Вообще-то Филиппа не особенно любила мышей, но славный зверек, который уже начал поводить туда-сюда усатым носиком, ей так понравился, что девочке ужасно захотелось, чтобы ее опасения относительно черно-золотой ленты оказались напрасны. Пускай эта мышка живет! Но тут, прямо под ее взглядом, лента на голове госпожи Кёр де Лапен начала раскручиваться. Прямо как крышечка на бутылке. И то, что только недавно представлялось атласной тканью, отчетливо блеснуло… Змеиная кожа!

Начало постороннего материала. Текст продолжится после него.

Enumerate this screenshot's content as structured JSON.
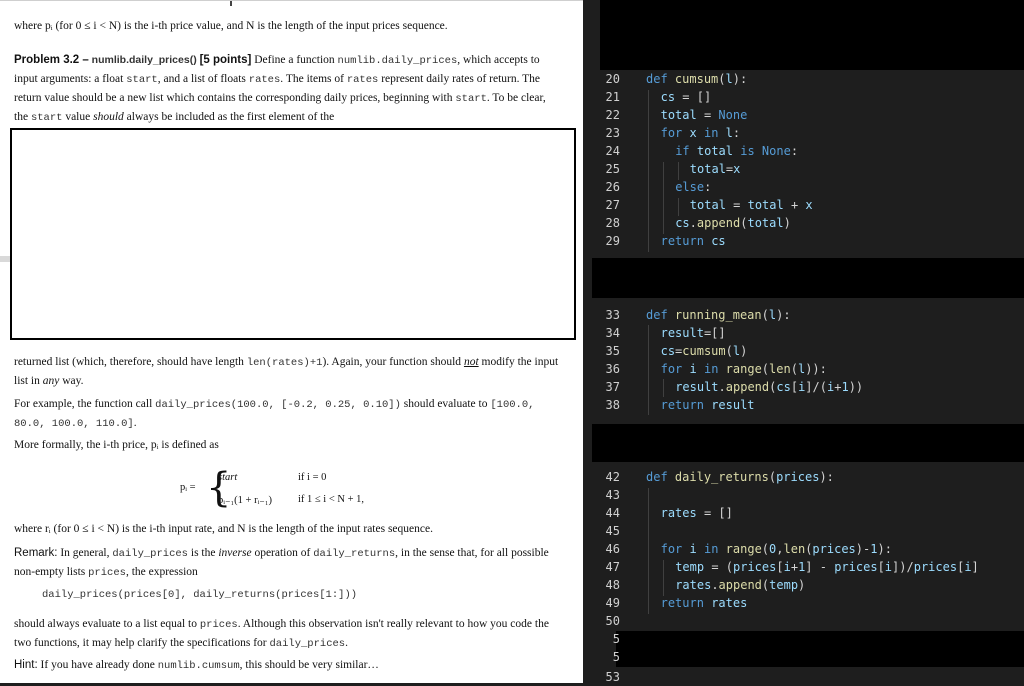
{
  "document": {
    "intro": "where pᵢ (for 0 ≤ i < N) is the i-th price value, and N is the length of the input prices sequence.",
    "problem": {
      "heading": "Problem 3.2 –",
      "func": "numlib.daily_prices()",
      "points": "[5 points]",
      "text_1": "Define a function",
      "code_1": "numlib.daily_prices",
      "text_2": ", which accepts to input arguments: a float",
      "code_2": "start",
      "text_3": ", and a list of floats",
      "code_3": "rates",
      "text_4": ". The items of",
      "code_4": "rates",
      "text_5": "represent daily rates of return. The return value should be a new list which contains the corresponding daily prices, beginning with",
      "code_5": "start",
      "text_6": ". To be clear, the",
      "code_6": "start",
      "text_7": "value",
      "italic_1": "should",
      "text_8": "always be included as the first element of the"
    },
    "returned": {
      "text_1": "returned list (which, therefore, should have length",
      "code_1": "len(rates)+1",
      "text_2": "). Again, your function should",
      "emph": "not",
      "text_3": "modify the input list in",
      "emph2": "any",
      "text_4": "way."
    },
    "example": {
      "text_1": "For example, the function call",
      "code_1": "daily_prices(100.0, [-0.2, 0.25, 0.10])",
      "text_2": "should evaluate to",
      "code_2": "[100.0, 80.0, 100.0, 110.0]",
      "text_3": "."
    },
    "formally": "More formally, the i-th price, pᵢ is defined as",
    "formula": {
      "lhs": "pᵢ =",
      "case1": "start",
      "cond1": "if i = 0",
      "case2": "pᵢ₋₁(1 + rᵢ₋₁)",
      "cond2": "if 1 ≤ i < N + 1",
      "tail": ","
    },
    "where_r": "where rᵢ (for 0 ≤ i < N) is the i-th input rate, and N is the length of the input rates sequence.",
    "remark": {
      "label": "Remark:",
      "text_1": "In general,",
      "code_1": "daily_prices",
      "text_2": "is the",
      "italic": "inverse",
      "text_3": "operation of",
      "code_2": "daily_returns",
      "text_4": ", in the sense that, for all possible non-empty lists",
      "code_3": "prices",
      "text_5": ", the expression"
    },
    "expression": "daily_prices(prices[0], daily_returns(prices[1:]))",
    "should": {
      "text_1": "should always evaluate to a list equal to",
      "code_1": "prices",
      "text_2": ". Although this observation isn't really relevant to how you code the two functions, it may help clarify the specifications for",
      "code_2": "daily_prices",
      "text_3": "."
    },
    "hint": {
      "label": "Hint:",
      "text_1": "If you have already done",
      "code_1": "numlib.cumsum",
      "text_2": ", this should be very similar…"
    }
  },
  "editor": {
    "colors": {
      "background": "#1e1e1e",
      "keyword": "#569cd6",
      "function": "#dcdcaa",
      "variable": "#9cdcfe",
      "line_number": "#d0d0d0"
    },
    "lines": [
      {
        "n": "20",
        "code": "def cumsum(l):"
      },
      {
        "n": "21",
        "code": "cs = []"
      },
      {
        "n": "22",
        "code": "total = None"
      },
      {
        "n": "23",
        "code": "for x in l:"
      },
      {
        "n": "24",
        "code": "if total is None:"
      },
      {
        "n": "25",
        "code": "total=x"
      },
      {
        "n": "26",
        "code": "else:"
      },
      {
        "n": "27",
        "code": "total = total + x"
      },
      {
        "n": "28",
        "code": "cs.append(total)"
      },
      {
        "n": "29",
        "code": "return cs"
      },
      {
        "n": "33",
        "code": "def running_mean(l):"
      },
      {
        "n": "34",
        "code": "result=[]"
      },
      {
        "n": "35",
        "code": "cs=cumsum(l)"
      },
      {
        "n": "36",
        "code": "for i in range(len(l)):"
      },
      {
        "n": "37",
        "code": "result.append(cs[i]/(i+1))"
      },
      {
        "n": "38",
        "code": "return result"
      },
      {
        "n": "42",
        "code": "def daily_returns(prices):"
      },
      {
        "n": "43",
        "code": ""
      },
      {
        "n": "44",
        "code": "rates = []"
      },
      {
        "n": "45",
        "code": ""
      },
      {
        "n": "46",
        "code": "for i in range(0,len(prices)-1):"
      },
      {
        "n": "47",
        "code": "temp = (prices[i+1] - prices[i])/prices[i]"
      },
      {
        "n": "48",
        "code": "rates.append(temp)"
      },
      {
        "n": "49",
        "code": "return rates"
      },
      {
        "n": "50",
        "code": ""
      },
      {
        "n": "5",
        "code": ""
      },
      {
        "n": "5",
        "code": ""
      },
      {
        "n": "53",
        "code": ""
      }
    ]
  }
}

Кровь у Филиппы застыла в жилах, но она успела пнуть Джона, чтобы он тоже увидел, как из белокурых локонов госпожи Кёр де Лапен поднялась плоская зловещая голова египетской кобры. То выпуская, то пряча извивающееся жало, змея не мигая, гипнотически уставилась на мышь. Джон раздраженно оглянулся, перехватил взгляд сестры, поднял глаза на макушку госпожи Кёр де Лапен. Словно почуяв опасность, мышка свесилась вниз, примериваясь, как бы половчее спрыгнуть с этой неимоверной высоты на пол, но… опоздала! Хлесткий удар — и зверек уже проглочен. Целиком. Без остатка.

Глава 20

Все в бутылках

Обалдеть… — выдохнул Джон, наблюдая, как кобра, то вытягиваясь, то сокращаясь, проталкивает добычу внутри своего длинного тела.

— Мне все это очень не нравится, — шепнула ему Филиппа. — По-моему, пора смываться.

— Смываемся. — Джон невозмутимо повернул трубу телескопа, спустился по лесенке и с вежливой улыбкой направился к двери, словно его ни чуточки не взволновал сюжет с прической госпожи Кёр де Лапен.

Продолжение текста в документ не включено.